Court Gives Effect to Strata Renewal Plan

10 January 2020

What has happened?

The NSW Land & Environment Court (Court) has handed down the first decision to give effect to a strata renewal plan (SRP) for the collective sale of a strata scheme under the strata renewal provisions of the Strata Schemes Development Act 2015 (NSW) (the Act).

What does it mean?

Under the Act, the Court can make an order giving effect to a SRP for the collective sale of a strata scheme, subject to prior processes having been followed by the strata scheme, including obtaining the approval of at least 75% of a building's lot owners (not including utility lots). While there have been successful collective sales of strata schemes since the reforms regarding the collective sale and SRP's were passed in 2016, these were achieved without the necessity for court orders as the strata lot owners unanimously combined to agree to sell their lots in one line, not via a SRP.

In this case, Application by the Owners – Strata Plan No 61299, the Owners Corporation (OC) successfully sought orders giving effect to a SRP for the collective sale of the strata scheme for the building known as Seasons Harbour Plaza, located at 252 Sussex Street Sydney (Building). The Building is a 25-level 159 strata lot development, consisting of 119 residential serviced apartments, a retail lot (café), hotel reception and lobby, office, gymnasium, storage room and 34 basement car spaces.

The proposed sale of the Building to the purchaser was the result of a marketing campaign led by Colliers International. The parties entered into a Deed of Agreement for the sale of the Building, subject to approval of the collective sale from the Court. Approval of the Court was required as the OC followed the SRP provisions under the Act, not via an unanimous collective sale. It is notable that none of the dissenting lot owners or their respective mortgagees sought to appear in the proceedings and object to the OC's seeking of the Court order to give effect to the SRP.

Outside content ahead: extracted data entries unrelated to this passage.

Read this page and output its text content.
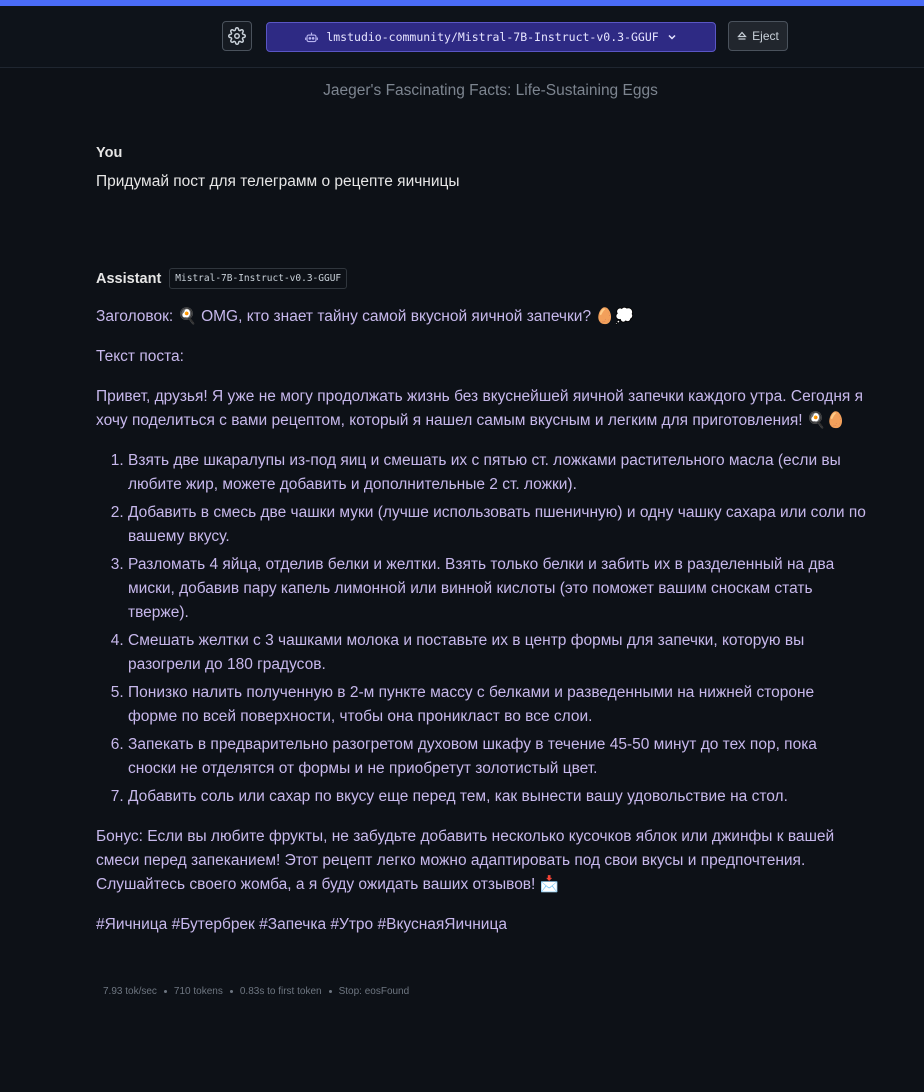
lmstudio-community/Mistral-7B-Instruct-v0.3-GGUF	Eject
Jaeger's Fascinating Facts: Life-Sustaining Eggs
You
Придумай пост для телеграмм о рецепте яичницы
Assistant	Mistral-7B-Instruct-v0.3-GGUF

Заголовок: 🍳 OMG, кто знает тайну самой вкусной яичной запечки? 🥚💭

Текст поста:

Привет, друзья! Я уже не могу продолжать жизнь без вкуснейшей яичной запечки каждого утра. Сегодня я хочу поделиться с вами рецептом, который я нашел самым вкусным и легким для приготовления! 🍳🥚

1. Взять две шкаралупы из-под яиц и смешать их с пятью ст. ложками растительного масла (если вы любите жир, можете добавить и дополнительные 2 ст. ложки).
2. Добавить в смесь две чашки муки (лучше использовать пшеничную) и одну чашку сахара или соли по вашему вкусу.
3. Разломать 4 яйца, отделив белки и желтки. Взять только белки и забить их в разделенный на два миски, добавив пару капель лимонной или винной кислоты (это поможет вашим сноскам стать тверже).
4. Смешать желтки с 3 чашками молока и поставьте их в центр формы для запечки, которую вы разогрели до 180 градусов.
5. Понизко налить полученную в 2-м пункте массу с белками и разведенными на нижней стороне форме по всей поверхности, чтобы она проникласт во все слои.
6. Запекать в предварительно разогретом духовом шкафу в течение 45-50 минут до тех пор, пока сноски не отделятся от формы и не приобретут золотистый цвет.
7. Добавить соль или сахар по вкусу еще перед тем, как вынести вашу удовольствие на стол.

Бонус: Если вы любите фрукты, не забудьте добавить несколько кусочков яблок или джинфы к вашей смеси перед запеканием! Этот рецепт легко можно адаптировать под свои вкусы и предпочтения. Слушайтесь своего жомба, а я буду ожидать ваших отзывов! 📩

#Яичница #Бутербрек #Запечка #Утро #ВкуснаяЯичница

7.93 tok/sec 710 tokens 0.83s to first token Stop: eosFound
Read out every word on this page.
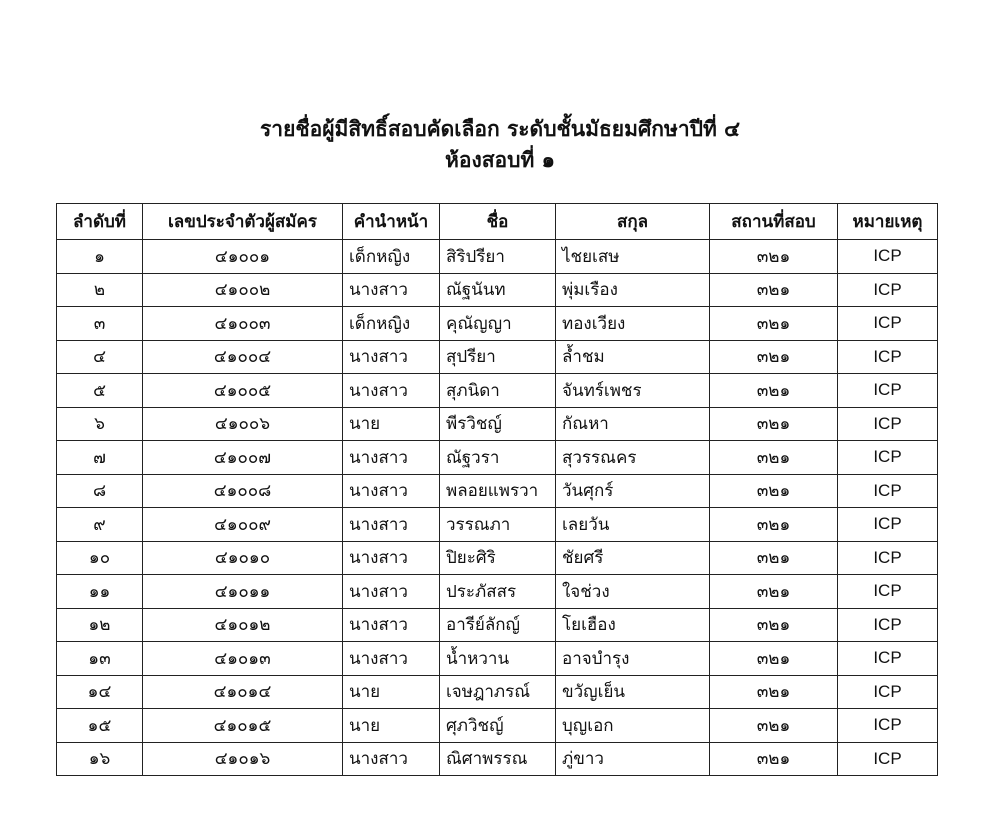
รายชื่อผู้มีสิทธิ์สอบคัดเลือก ระดับชั้นมัธยมศึกษาปีที่ ๔
ห้องสอบที่ ๑
ลำดับที่	เลขประจำตัวผู้สมัคร	คำนำหน้า	ชื่อ	สกุล	สถานที่สอบ	หมายเหตุ
๑	๔๑๐๐๑	เด็กหญิง	สิริปรียา	ไชยเสษ	๓๒๑	ICP
๒	๔๑๐๐๒	นางสาว	ณัฐนันท	พุ่มเรือง	๓๒๑	ICP
๓	๔๑๐๐๓	เด็กหญิง	คุณัญญา	ทองเวียง	๓๒๑	ICP
๔	๔๑๐๐๔	นางสาว	สุปรียา	ล้ำชม	๓๒๑	ICP
๕	๔๑๐๐๕	นางสาว	สุภนิดา	จันทร์เพชร	๓๒๑	ICP
๖	๔๑๐๐๖	นาย	พีรวิชญ์	กัณหา	๓๒๑	ICP
๗	๔๑๐๐๗	นางสาว	ณัฐวรา	สุวรรณคร	๓๒๑	ICP
๘	๔๑๐๐๘	นางสาว	พลอยแพรวา	วันศุกร์	๓๒๑	ICP
๙	๔๑๐๐๙	นางสาว	วรรณภา	เลยวัน	๓๒๑	ICP
๑๐	๔๑๐๑๐	นางสาว	ปิยะศิริ	ชัยศรี	๓๒๑	ICP
๑๑	๔๑๐๑๑	นางสาว	ประภัสสร	ใจช่วง	๓๒๑	ICP
๑๒	๔๑๐๑๒	นางสาว	อารีย์ลักญ์	โยเฮือง	๓๒๑	ICP
๑๓	๔๑๐๑๓	นางสาว	น้ำหวาน	อาจบำรุง	๓๒๑	ICP
๑๔	๔๑๐๑๔	นาย	เจษฎาภรณ์	ขวัญเย็น	๓๒๑	ICP
๑๕	๔๑๐๑๕	นาย	ศุภวิชญ์	บุญเอก	๓๒๑	ICP
๑๖	๔๑๐๑๖	นางสาว	ณิศาพรรณ	ภู่ขาว	๓๒๑	ICP
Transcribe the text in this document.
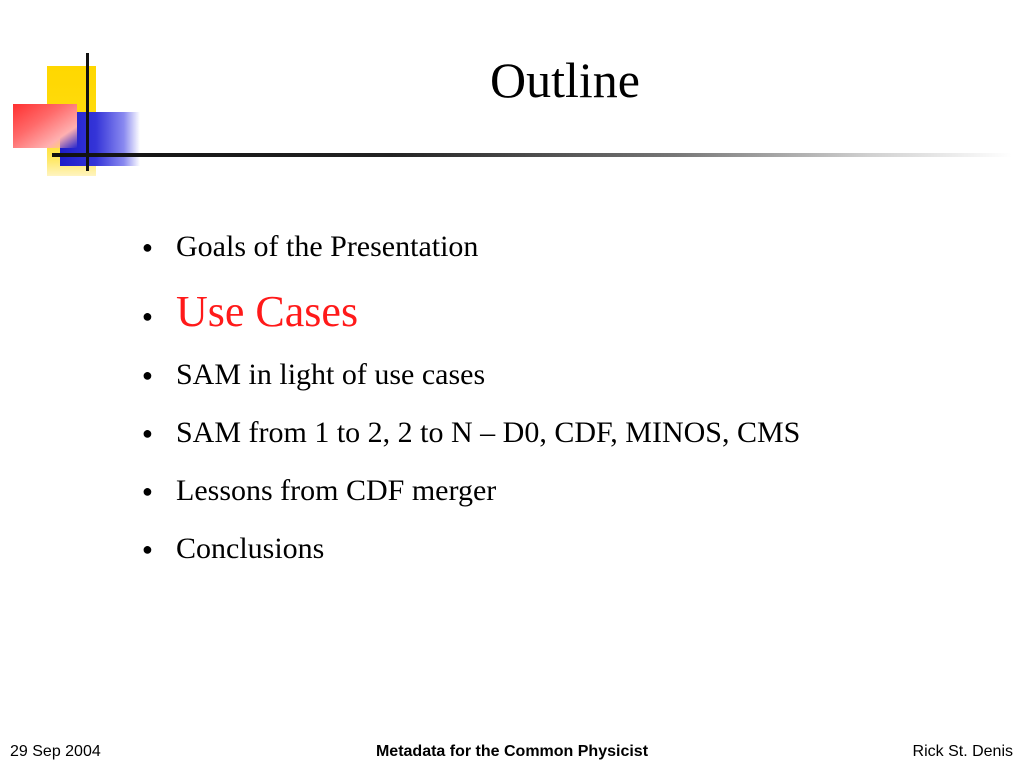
Outline
● Goals of the Presentation
● Use Cases
● SAM in light of use cases
● SAM from 1 to 2, 2 to N – D0, CDF, MINOS, CMS
● Lessons from CDF merger
● Conclusions
29 Sep 2004	Metadata for the Common Physicist	Rick St. Denis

Despite the fact that there was no other party to the proceedings, the case has provided an insight into the nature and extent of the criteria that the Court will take into account in assessing compliance with the Act. In particular, the Court's decision focused on compliance with the procedural requirements under the Act.

The key outcomes in this case are:

The Court's focus on process and procedure: The Court paid very close attention to the OC's compliance with the requirements for a court order that are set out in the Act. Particular attention was paid to the satisfaction of each requirement in section 182 of the Act, and this suggests that all parties involved in the strata renewal process (ie strata committee, strata renewal committee, the OC and each of their representatives and advisors) must be extremely thorough when preparing, serving and submitting documents.

Service of notices: This case highlighted the difficulty involved in ensuring that notices were served on each of the lot owners and tenants in accordance with both the Act, and the rules of court. As a number of lot owners were based overseas, a significant amount of time and money was spent to ensure that all relevant parties were served correctly.

Compensation requirements: This case also shed light on the conflict between the two compensation requirements under the Act. If a SRP relates to a collective sale, then:

  • the amount paid for the sale of the lots and common property must be shared amongst the lot owners in proportion to lot owner's unit entitlement (s 171(1)); and
  • each lot owner must not receive less than the compensation value for their lot and the terms of the settlement under the plan must be just and equitable (s 182(d)).

In this case, some retail lots were potentially disadvantaged due to the relatively low unit entitlement held by those lots. The Court used the powers granted to it under the Act (enabling it to make ancillary orders it considered appropriate or necessary to give effect to the SRP) and reallocated the unit entitlement for all lots to ensure that the proceeds of sale to be received by each lot under the SRP was not less than the compensation value of each lot.

Tenancy requirements: There are mechanisms under the Act regarding the termination of leases of lots where vacant possession is required under a SRP. However, in this case, the SRP did not provide for vacant possession of the leased premises. As the building was sold on a going concern basis and subject to existing tenancies, the Court did not have to consider this issue.

Termination of the previous strata scheme: In its orders, the Court determined that upon termination of the strata scheme:

  • the assets of the former OC would be distributed amongst the former lot owners in shares proportional to their unit entitlements; and
  • the balance of the administrative fund would be distributed in accordance with each lot owner's proportional ownership of the assets.

This case is confirmation that strata renewal, via a court order giving effect to a SRP, is possible, however the strata scheme is required to strictly observe and comply with the procedural requirements of the Act.

The Court also has the power to approve a SRP that gives effect to the redevelopment of a strata scheme. This scenario is yet to be considered by the Court.